Timbale (food)


In cooking, timbale derived from the word for "drum", also known as Timballo, can refer to either a kind of pan used for baking, or the food that is cooked inside such a pan.
Timbale pans can be large, or they can be small enough to be single-portion. Timbales typically narrow toward the bottom. Bundt pans, angelfood cake pans, and springform pans can be substituted for purpose-made timbale bakeware.
As a dish, a timbale is a "deep dish" filling completely enclosed in a crust. The crust can be sheet pastry, slices of bread, rice, even slices of vegetable. Sartu di Riso is a rice crust timbale. Timballo di Melanzana uses overlapping strips of eggplant. The filling can be a wide range of pre-cooked meats, sausages, cheeses, vegetables, and shaped pastas combined with herbs and spices and red or white "gravy", thickened with breadcrumbs if necessary.
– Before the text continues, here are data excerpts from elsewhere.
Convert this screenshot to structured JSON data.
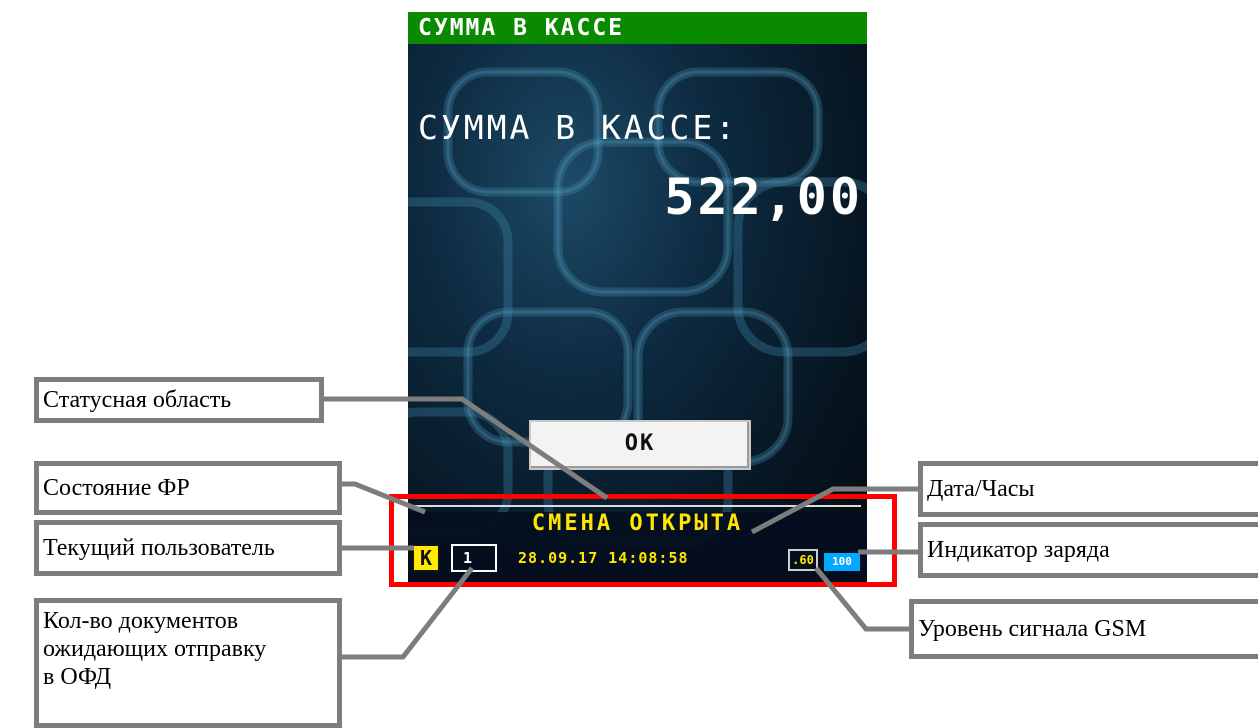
{
  "screen": {
    "title": "СУММА В КАССЕ",
    "sum_label": "СУММА В КАССЕ:",
    "sum_value": "522,00",
    "ok_label": "OK",
    "status": {
      "fr_state": "СМЕНА ОТКРЫТА",
      "user": "К",
      "pending_docs": "1",
      "datetime": "28.09.17 14:08:58",
      "gsm_level": ".60",
      "battery": "100"
    }
  },
  "callouts": {
    "status_area": "Статусная область",
    "fr_state": "Состояние ФР",
    "current_user": "Текущий пользователь",
    "pending_docs": [
      "Кол-во документов",
      "ожидающих отправку",
      "в ОФД"
    ],
    "datetime": "Дата/Часы",
    "battery": "Индикатор заряда",
    "gsm": "Уровень сигнала GSM"
  },
  "colors": {
    "title_bar": "#0a8a00",
    "highlight": "#ff0000",
    "callout_border": "#7d7d7d",
    "status_text": "#ffe600",
    "battery": "#00a8ff"
  }
}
The assembled dish is then baked to brown the crust and heat the filling to serving temperature.

Cultural references

There is a detailed description of a rich macaroni timbale in Giuseppe Tomasi di Lampedusa's novel The Leopard:
"The burnished gold of the crusts, the fragrance of sugar and cinnamon they exuded, were but preludes to the delights released from the interior when the knife broke the crust first came a smoke laden with aromas, then chicken-livers, hard-boiled eggs, sliced ham, chicken, and truffles in masses of piping-hot, glistening macaroni, to which the meat juice gave an exquisite hue of suède."